Resistência do povo, com os braços, com o coração, com a revolta pela certeza da injustiça…

De: Alfredina Nery

Para: Cartas para Lula

Lula,

Meu marido e eu estivemos nas ruas, no dia 06 de abril de 2018, em frente ao Sindicato dos Metalúrgicos de São Bernardo do Campo, porque fomos abraçar e defender você e nossa Democracia ameaçada tão duramente desde 2016.

A chegada já foi carregada de apreensão. A resistência do povo, por/com você estava sendo feito com os braços, com o coração, com a revolta pela certeza da injustiça… mais uma vez!

No calor do sol, uma mulher passou chorando. A gente se olhou e se abraçou, emocionadas. Desconhecidas sim, mas velhas conhecidas da gravidade da situação. “O que será que será que dá dentro da gente …” (lembra da música?)

Na grade da casa em que nos encostamos, em frente ao Sindicato, apareceu uma cachorra grande, preta,  de olhos doces que abanou o rabo pra nós. Ela também percebeu a multidão e sabia que dela pode vir carinho. Ficou conosco, em vários momentos, aliviando a nossa tensão, apenas com sua presença.

Nas conversas, em meio às falas no caminhão de som,  o tom era sempre o mesmo: o que você, Lula, significa para o país, em toda sua simbologia, construída, há mais de quatro décadas e o que significa rasgar a Constituição brasileira, em tempos tão combalidos da nossa jovem Democracia.

De repente, um casal começou a conversar conosco e aos poucos foi se revelando. Ele participou da diretoria do Sindicato, junto com você, Lula, e com você foi preso, nos idos de 1980. A mulher foi costurando, junto com ele, fios  históricos daquela cidade, do trabalho na fábrica, dos tempos da luta operária em plena ditadura e da construção do Partido dos Trabalhadores, com a simplicidade dos que sabem que “ a colheita é comum e o capinar é sozinho” (Riobaldo, personagem de Grande Sertão: Veredas de Guimarães Rosa tem razão, né?

Quando o cansaço das pernas apertou, sentamos numa mureta onde lá estava um homem jovem que começou a conversar conosco. Era de Alagoas e mora atualmente em Guaianazes/SP. Contou a miséria da infância, junto com outros 17 irmãos porque 6 dos 23 filhos que os pais tiveram morreram ainda bebês. Havia época em que a seca durava cinco anos então a fome na família era enorme e seu sonho foi sempre ter uma bicicleta, o que nunca conseguiu (e hoje até tem um carro velho, para ir trabalhar).

Foto de Celso Maldos

Contou que desde que você, Lula, chegou à presidência começaram a receber Bolsa Família, por isto sua família e outros tantos moradores do local foram, devagar, melhorando de vida. E com as cisternas, o que era pesadelo eterno tornou-se direito garantido que alterou a vida de muitos.
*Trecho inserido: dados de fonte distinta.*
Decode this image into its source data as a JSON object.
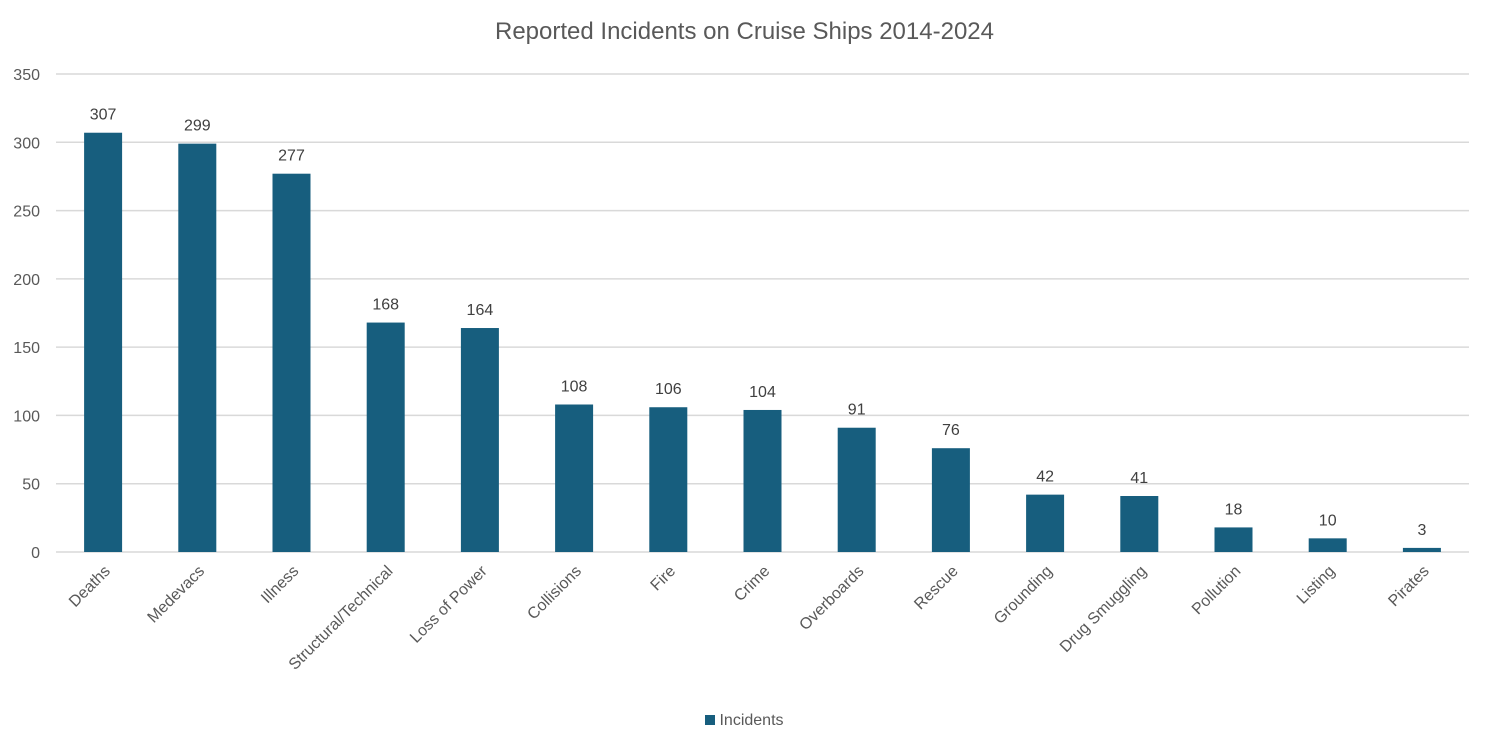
{
  "chart_data": {
    "type": "bar",
    "title": "Reported Incidents on Cruise Ships 2014-2024",
    "xlabel": "",
    "ylabel": "",
    "categories": [
      "Deaths",
      "Medevacs",
      "Illness",
      "Structural/Technical",
      "Loss of Power",
      "Collisions",
      "Fire",
      "Crime",
      "Overboards",
      "Rescue",
      "Grounding",
      "Drug Smuggling",
      "Pollution",
      "Listing",
      "Pirates"
    ],
    "series": [
      {
        "name": "Incidents",
        "values": [
          307,
          299,
          277,
          168,
          164,
          108,
          106,
          104,
          91,
          76,
          42,
          41,
          18,
          10,
          3
        ]
      }
    ],
    "ylim": [
      0,
      350
    ],
    "yticks": [
      0,
      50,
      100,
      150,
      200,
      250,
      300,
      350
    ],
    "grid": true,
    "data_labels": true,
    "legend": "bottom",
    "colors": {
      "bar": "#175e7e",
      "grid": "#d9d9d9",
      "text": "#595959"
    }
  }
}
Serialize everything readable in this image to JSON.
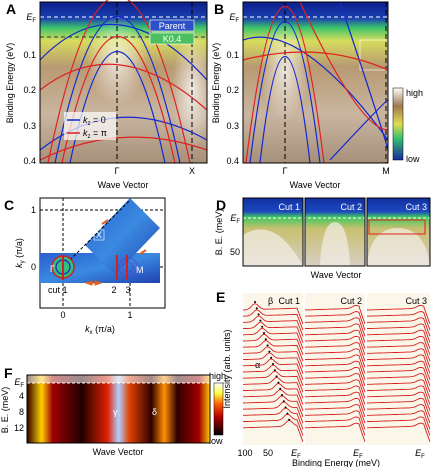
{
  "ef": {
    "base": "E",
    "sub": "F"
  },
  "panel_a": {
    "label": "A",
    "y_axis_label": "Binding Energy (eV)",
    "y_ticks": [
      "0.1",
      "0.2",
      "0.3",
      "0.4"
    ],
    "x_ticks": [
      "Γ",
      "X"
    ],
    "x_axis_label": "Wave Vector",
    "legend_boxes": [
      "Parent",
      "K0.4"
    ],
    "legend": [
      {
        "k": "k",
        "sub": "z",
        "rest": " = 0"
      },
      {
        "k": "k",
        "sub": "z",
        "rest": " = π"
      }
    ]
  },
  "panel_b": {
    "label": "B",
    "y_axis_label": "Binding Energy (eV)",
    "y_ticks": [
      "0.1",
      "0.2",
      "0.3",
      "0.4"
    ],
    "x_ticks": [
      "Γ",
      "M"
    ],
    "x_axis_label": "Wave Vector",
    "colorbar": [
      "high",
      "low"
    ]
  },
  "panel_c": {
    "label": "C",
    "y_axis_label": {
      "k": "k",
      "sub": "y",
      "rest": " (π/a)"
    },
    "x_axis_label": {
      "k": "k",
      "sub": "x",
      "rest": " (π/a)"
    },
    "y_ticks": [
      "1",
      "0"
    ],
    "x_ticks": [
      "0",
      "1"
    ],
    "points": [
      "Γ",
      "X",
      "M"
    ],
    "cuts": [
      "cut 1",
      "2",
      "3"
    ]
  },
  "panel_d": {
    "label": "D",
    "y_axis_label": "B. E. (meV)",
    "y_ticks": [
      "50"
    ],
    "cuts": [
      "Cut 1",
      "Cut 2",
      "Cut 3"
    ],
    "x_axis_label": "Wave Vector"
  },
  "panel_e": {
    "label": "E",
    "y_axis_label": "Intensity (arb. units)",
    "x_axis_label": "Binding Energy (meV)",
    "x_ticks": [
      "100",
      "50"
    ],
    "cuts": [
      "Cut 1",
      "Cut 2",
      "Cut 3"
    ],
    "peaks": [
      "β",
      "α"
    ]
  },
  "panel_f": {
    "label": "F",
    "y_axis_label": "B. E. (meV)",
    "y_ticks": [
      "4",
      "8",
      "12"
    ],
    "x_axis_label": "Wave Vector",
    "bands": [
      "γ",
      "δ"
    ],
    "colorbar": [
      "high",
      "low"
    ]
  }
}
Contava tudo isto, no meio de breves paradas, para enxugar as lágrimas e conter o soluço. Por fim, disse que ele e vários irmãos, conforme iam conseguindo, vieram pra São Paulo, Minas e Rio Grande do Sul em busca de trabalho. E hoje mandam para os que ficaram alguma ajuda porque a miséria está voltando aos rincões onde seus pais e alguns irmãos ainda vivem em Alagoas. Por isto, estava ali, solitariamente, gritando e defendendo você,  Lula, e, ao dizer isto, também chorava muito.

Uma mulher passou com três sacolas de supermercado com balas e doces que foi oferecendo, generosamente, a todos e no trajeto vagaroso, seu sorriso, emocionava, seu gesto simples e desprendido dizia tudo…Quanto coisa bonita aconteceu naquelas ruas, Lula, que olhos de ver, viram!
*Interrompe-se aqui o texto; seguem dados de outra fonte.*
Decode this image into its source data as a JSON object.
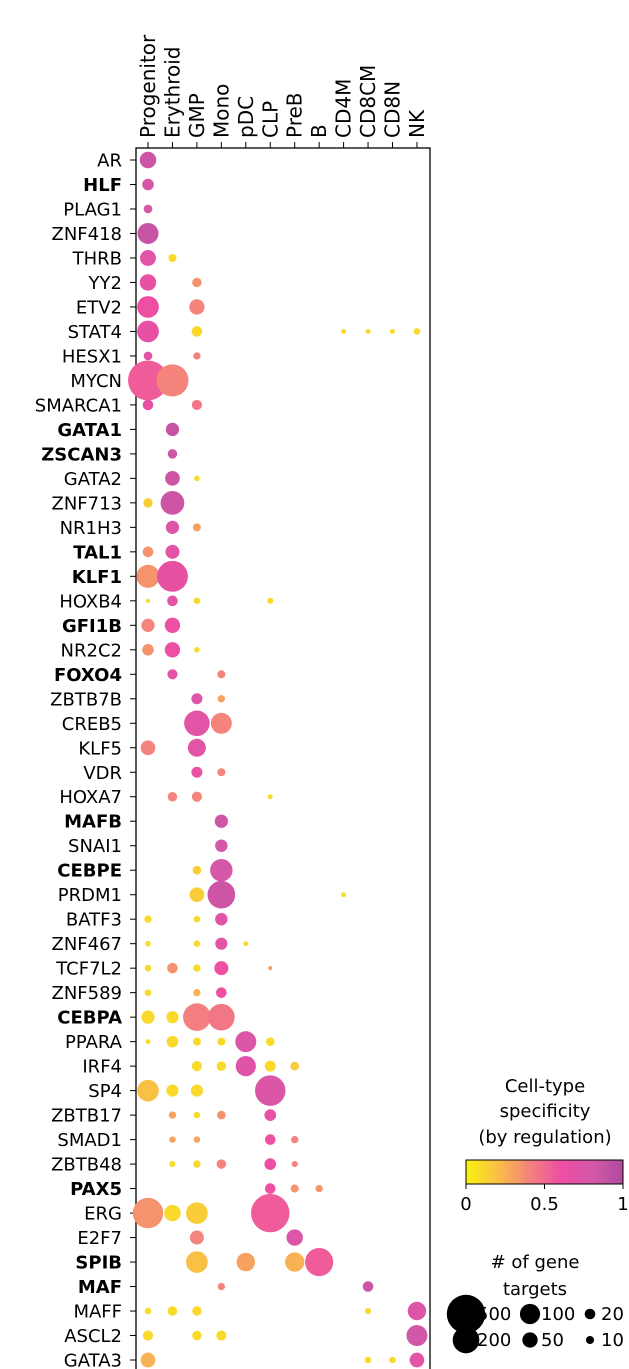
{
  "chart_data": {
    "type": "dotplot",
    "columns": [
      "Progenitor",
      "Erythroid",
      "GMP",
      "Mono",
      "pDC",
      "CLP",
      "PreB",
      "B",
      "CD4M",
      "CD8CM",
      "CD8N",
      "NK"
    ],
    "rows": [
      {
        "label": "AR",
        "highlight": false
      },
      {
        "label": "HLF",
        "highlight": true
      },
      {
        "label": "PLAG1",
        "highlight": false
      },
      {
        "label": "ZNF418",
        "highlight": false
      },
      {
        "label": "THRB",
        "highlight": false
      },
      {
        "label": "YY2",
        "highlight": false
      },
      {
        "label": "ETV2",
        "highlight": false
      },
      {
        "label": "STAT4",
        "highlight": false
      },
      {
        "label": "HESX1",
        "highlight": false
      },
      {
        "label": "MYCN",
        "highlight": false
      },
      {
        "label": "SMARCA1",
        "highlight": false
      },
      {
        "label": "GATA1",
        "highlight": true
      },
      {
        "label": "ZSCAN3",
        "highlight": true
      },
      {
        "label": "GATA2",
        "highlight": false
      },
      {
        "label": "ZNF713",
        "highlight": false
      },
      {
        "label": "NR1H3",
        "highlight": false
      },
      {
        "label": "TAL1",
        "highlight": true
      },
      {
        "label": "KLF1",
        "highlight": true
      },
      {
        "label": "HOXB4",
        "highlight": false
      },
      {
        "label": "GFI1B",
        "highlight": true
      },
      {
        "label": "NR2C2",
        "highlight": false
      },
      {
        "label": "FOXO4",
        "highlight": true
      },
      {
        "label": "ZBTB7B",
        "highlight": false
      },
      {
        "label": "CREB5",
        "highlight": false
      },
      {
        "label": "KLF5",
        "highlight": false
      },
      {
        "label": "VDR",
        "highlight": false
      },
      {
        "label": "HOXA7",
        "highlight": false
      },
      {
        "label": "MAFB",
        "highlight": true
      },
      {
        "label": "SNAI1",
        "highlight": false
      },
      {
        "label": "CEBPE",
        "highlight": true
      },
      {
        "label": "PRDM1",
        "highlight": false
      },
      {
        "label": "BATF3",
        "highlight": false
      },
      {
        "label": "ZNF467",
        "highlight": false
      },
      {
        "label": "TCF7L2",
        "highlight": false
      },
      {
        "label": "ZNF589",
        "highlight": false
      },
      {
        "label": "CEBPA",
        "highlight": true
      },
      {
        "label": "PPARA",
        "highlight": false
      },
      {
        "label": "IRF4",
        "highlight": false
      },
      {
        "label": "SP4",
        "highlight": false
      },
      {
        "label": "ZBTB17",
        "highlight": false
      },
      {
        "label": "SMAD1",
        "highlight": false
      },
      {
        "label": "ZBTB48",
        "highlight": false
      },
      {
        "label": "PAX5",
        "highlight": true
      },
      {
        "label": "ERG",
        "highlight": false
      },
      {
        "label": "E2F7",
        "highlight": false
      },
      {
        "label": "SPIB",
        "highlight": true
      },
      {
        "label": "MAF",
        "highlight": true
      },
      {
        "label": "MAFF",
        "highlight": false
      },
      {
        "label": "ASCL2",
        "highlight": false
      },
      {
        "label": "GATA3",
        "highlight": false
      }
    ],
    "points": [
      [
        "AR",
        "Progenitor",
        60,
        0.85
      ],
      [
        "HLF",
        "Progenitor",
        25,
        0.8
      ],
      [
        "PLAG1",
        "Progenitor",
        12,
        0.8
      ],
      [
        "ZNF418",
        "Progenitor",
        110,
        0.88
      ],
      [
        "THRB",
        "Progenitor",
        55,
        0.7
      ],
      [
        "THRB",
        "Erythroid",
        10,
        0.1
      ],
      [
        "YY2",
        "Progenitor",
        60,
        0.65
      ],
      [
        "YY2",
        "GMP",
        15,
        0.35
      ],
      [
        "ETV2",
        "Progenitor",
        120,
        0.6
      ],
      [
        "ETV2",
        "GMP",
        50,
        0.4
      ],
      [
        "STAT4",
        "Progenitor",
        120,
        0.65
      ],
      [
        "STAT4",
        "GMP",
        20,
        0.1
      ],
      [
        "STAT4",
        "CD4M",
        3,
        0.1
      ],
      [
        "STAT4",
        "CD8CM",
        3,
        0.1
      ],
      [
        "STAT4",
        "CD8N",
        3,
        0.1
      ],
      [
        "STAT4",
        "NK",
        6,
        0.1
      ],
      [
        "HESX1",
        "Progenitor",
        12,
        0.7
      ],
      [
        "HESX1",
        "GMP",
        8,
        0.4
      ],
      [
        "MYCN",
        "Progenitor",
        550,
        0.55
      ],
      [
        "MYCN",
        "Erythroid",
        320,
        0.4
      ],
      [
        "SMARCA1",
        "Progenitor",
        20,
        0.65
      ],
      [
        "SMARCA1",
        "GMP",
        18,
        0.45
      ],
      [
        "GATA1",
        "Erythroid",
        35,
        0.88
      ],
      [
        "ZSCAN3",
        "Erythroid",
        15,
        0.85
      ],
      [
        "GATA2",
        "Erythroid",
        45,
        0.85
      ],
      [
        "GATA2",
        "GMP",
        4,
        0.1
      ],
      [
        "ZNF713",
        "Progenitor",
        15,
        0.15
      ],
      [
        "ZNF713",
        "Erythroid",
        150,
        0.85
      ],
      [
        "NR1H3",
        "Erythroid",
        35,
        0.75
      ],
      [
        "NR1H3",
        "GMP",
        10,
        0.3
      ],
      [
        "TAL1",
        "Progenitor",
        20,
        0.35
      ],
      [
        "TAL1",
        "Erythroid",
        40,
        0.7
      ],
      [
        "KLF1",
        "Progenitor",
        140,
        0.35
      ],
      [
        "KLF1",
        "Erythroid",
        290,
        0.65
      ],
      [
        "HOXB4",
        "Progenitor",
        2,
        0.1
      ],
      [
        "HOXB4",
        "Erythroid",
        20,
        0.7
      ],
      [
        "HOXB4",
        "GMP",
        6,
        0.1
      ],
      [
        "HOXB4",
        "CLP",
        5,
        0.1
      ],
      [
        "GFI1B",
        "Progenitor",
        35,
        0.4
      ],
      [
        "GFI1B",
        "Erythroid",
        50,
        0.6
      ],
      [
        "NR2C2",
        "Progenitor",
        25,
        0.35
      ],
      [
        "NR2C2",
        "Erythroid",
        50,
        0.6
      ],
      [
        "NR2C2",
        "GMP",
        4,
        0.1
      ],
      [
        "FOXO4",
        "Erythroid",
        18,
        0.7
      ],
      [
        "FOXO4",
        "Mono",
        10,
        0.4
      ],
      [
        "ZBTB7B",
        "GMP",
        22,
        0.75
      ],
      [
        "ZBTB7B",
        "Mono",
        8,
        0.3
      ],
      [
        "CREB5",
        "GMP",
        180,
        0.7
      ],
      [
        "CREB5",
        "Mono",
        110,
        0.4
      ],
      [
        "KLF5",
        "Progenitor",
        45,
        0.4
      ],
      [
        "KLF5",
        "GMP",
        75,
        0.7
      ],
      [
        "VDR",
        "GMP",
        22,
        0.65
      ],
      [
        "VDR",
        "Mono",
        10,
        0.4
      ],
      [
        "HOXA7",
        "Erythroid",
        15,
        0.4
      ],
      [
        "HOXA7",
        "GMP",
        18,
        0.4
      ],
      [
        "HOXA7",
        "CLP",
        3,
        0.1
      ],
      [
        "MAFB",
        "Mono",
        35,
        0.85
      ],
      [
        "SNAI1",
        "Mono",
        30,
        0.8
      ],
      [
        "CEBPE",
        "GMP",
        12,
        0.15
      ],
      [
        "CEBPE",
        "Mono",
        130,
        0.8
      ],
      [
        "PRDM1",
        "GMP",
        45,
        0.15
      ],
      [
        "PRDM1",
        "Mono",
        220,
        0.85
      ],
      [
        "PRDM1",
        "CD4M",
        3,
        0.1
      ],
      [
        "BATF3",
        "Progenitor",
        8,
        0.1
      ],
      [
        "BATF3",
        "GMP",
        6,
        0.1
      ],
      [
        "BATF3",
        "Mono",
        30,
        0.7
      ],
      [
        "ZNF467",
        "Progenitor",
        4,
        0.1
      ],
      [
        "ZNF467",
        "GMP",
        6,
        0.1
      ],
      [
        "ZNF467",
        "Mono",
        28,
        0.7
      ],
      [
        "ZNF467",
        "pDC",
        3,
        0.1
      ],
      [
        "TCF7L2",
        "Progenitor",
        6,
        0.1
      ],
      [
        "TCF7L2",
        "Erythroid",
        20,
        0.35
      ],
      [
        "TCF7L2",
        "GMP",
        8,
        0.1
      ],
      [
        "TCF7L2",
        "Mono",
        40,
        0.6
      ],
      [
        "TCF7L2",
        "CLP",
        2,
        0.3
      ],
      [
        "ZNF589",
        "Progenitor",
        6,
        0.1
      ],
      [
        "ZNF589",
        "GMP",
        8,
        0.25
      ],
      [
        "ZNF589",
        "Mono",
        20,
        0.6
      ],
      [
        "CEBPA",
        "Progenitor",
        35,
        0.1
      ],
      [
        "CEBPA",
        "Erythroid",
        28,
        0.1
      ],
      [
        "CEBPA",
        "GMP",
        220,
        0.42
      ],
      [
        "CEBPA",
        "Mono",
        200,
        0.45
      ],
      [
        "PPARA",
        "Progenitor",
        3,
        0.1
      ],
      [
        "PPARA",
        "Erythroid",
        25,
        0.1
      ],
      [
        "PPARA",
        "GMP",
        10,
        0.1
      ],
      [
        "PPARA",
        "Mono",
        10,
        0.1
      ],
      [
        "PPARA",
        "pDC",
        110,
        0.75
      ],
      [
        "PPARA",
        "CLP",
        12,
        0.1
      ],
      [
        "IRF4",
        "GMP",
        18,
        0.1
      ],
      [
        "IRF4",
        "Mono",
        15,
        0.1
      ],
      [
        "IRF4",
        "pDC",
        100,
        0.72
      ],
      [
        "IRF4",
        "CLP",
        22,
        0.1
      ],
      [
        "IRF4",
        "PreB",
        12,
        0.15
      ],
      [
        "SP4",
        "Progenitor",
        120,
        0.2
      ],
      [
        "SP4",
        "Erythroid",
        28,
        0.1
      ],
      [
        "SP4",
        "GMP",
        28,
        0.1
      ],
      [
        "SP4",
        "CLP",
        280,
        0.75
      ],
      [
        "ZBTB17",
        "Erythroid",
        8,
        0.3
      ],
      [
        "ZBTB17",
        "GMP",
        6,
        0.1
      ],
      [
        "ZBTB17",
        "Mono",
        12,
        0.35
      ],
      [
        "ZBTB17",
        "CLP",
        25,
        0.65
      ],
      [
        "SMAD1",
        "Erythroid",
        6,
        0.3
      ],
      [
        "SMAD1",
        "GMP",
        6,
        0.3
      ],
      [
        "SMAD1",
        "CLP",
        20,
        0.6
      ],
      [
        "SMAD1",
        "PreB",
        8,
        0.4
      ],
      [
        "ZBTB48",
        "Erythroid",
        5,
        0.1
      ],
      [
        "ZBTB48",
        "GMP",
        8,
        0.1
      ],
      [
        "ZBTB48",
        "Mono",
        15,
        0.4
      ],
      [
        "ZBTB48",
        "CLP",
        25,
        0.6
      ],
      [
        "ZBTB48",
        "PreB",
        5,
        0.4
      ],
      [
        "PAX5",
        "CLP",
        20,
        0.6
      ],
      [
        "PAX5",
        "PreB",
        10,
        0.35
      ],
      [
        "PAX5",
        "B",
        8,
        0.35
      ],
      [
        "ERG",
        "Progenitor",
        280,
        0.35
      ],
      [
        "ERG",
        "Erythroid",
        60,
        0.1
      ],
      [
        "ERG",
        "GMP",
        120,
        0.15
      ],
      [
        "ERG",
        "CLP",
        500,
        0.55
      ],
      [
        "E2F7",
        "GMP",
        40,
        0.4
      ],
      [
        "E2F7",
        "PreB",
        60,
        0.75
      ],
      [
        "SPIB",
        "GMP",
        120,
        0.2
      ],
      [
        "SPIB",
        "pDC",
        80,
        0.3
      ],
      [
        "SPIB",
        "PreB",
        90,
        0.25
      ],
      [
        "SPIB",
        "B",
        230,
        0.55
      ],
      [
        "MAF",
        "Mono",
        8,
        0.4
      ],
      [
        "MAF",
        "CD8CM",
        20,
        0.85
      ],
      [
        "MAFF",
        "Progenitor",
        6,
        0.1
      ],
      [
        "MAFF",
        "Erythroid",
        15,
        0.1
      ],
      [
        "MAFF",
        "GMP",
        15,
        0.1
      ],
      [
        "MAFF",
        "CD8CM",
        5,
        0.1
      ],
      [
        "MAFF",
        "NK",
        80,
        0.75
      ],
      [
        "ASCL2",
        "Progenitor",
        18,
        0.1
      ],
      [
        "ASCL2",
        "GMP",
        15,
        0.1
      ],
      [
        "ASCL2",
        "Mono",
        18,
        0.1
      ],
      [
        "ASCL2",
        "NK",
        110,
        0.82
      ],
      [
        "GATA3",
        "Progenitor",
        45,
        0.25
      ],
      [
        "GATA3",
        "CD8CM",
        6,
        0.1
      ],
      [
        "GATA3",
        "CD8N",
        6,
        0.1
      ],
      [
        "GATA3",
        "NK",
        45,
        0.7
      ]
    ],
    "colorbar": {
      "title_lines": [
        "Cell-type",
        "specificity",
        "(by regulation)"
      ],
      "min": 0,
      "max": 1,
      "ticks": [
        {
          "value": 0,
          "label": "0"
        },
        {
          "value": 0.5,
          "label": "0.5"
        },
        {
          "value": 1,
          "label": "1"
        }
      ],
      "colormap": "spring-like",
      "colors": [
        "#f9f20f",
        "#f9c045",
        "#f4847c",
        "#ed4fa3",
        "#d558a8",
        "#b04b9d"
      ]
    },
    "size_legend": {
      "title_lines": [
        "# of gene",
        "targets"
      ],
      "entries": [
        {
          "value": 500,
          "label": "500"
        },
        {
          "value": 100,
          "label": "100"
        },
        {
          "value": 20,
          "label": "20"
        },
        {
          "value": 200,
          "label": "200"
        },
        {
          "value": 50,
          "label": "50"
        },
        {
          "value": 10,
          "label": "10"
        }
      ]
    },
    "highlight_color": "#d62728",
    "grid": false
  }
}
Encontramos também vários conhecidos do ensino público do ABC e nos abraçamos, na luta, mais uma vez e sempre! O medo e a energia da resistência caminhavam juntos.

Os movimentos sociais, ativistas culturais, partidos políticos, representantes das várias religiões brasileiras e outros tantos que falavam no caminhão de som representavam a diversidade brasileira que nos constitui, que nos orgulha, que nos enche de esperança, pela convivência democrática, em luta pela justiça social e por direitos de todas as naturezas.

De repente, você, Lula, surgiu numa das janelas do 2º andar. A multidão (meu marido e eu, incluídos) olhou pra cima, com os punhos cerrados, gritando seu nome, gritando palavras de resistência, de apoio, expressando em palavras o abraço que estava sendo dado desde ontem, na maior figura politica popular deste país.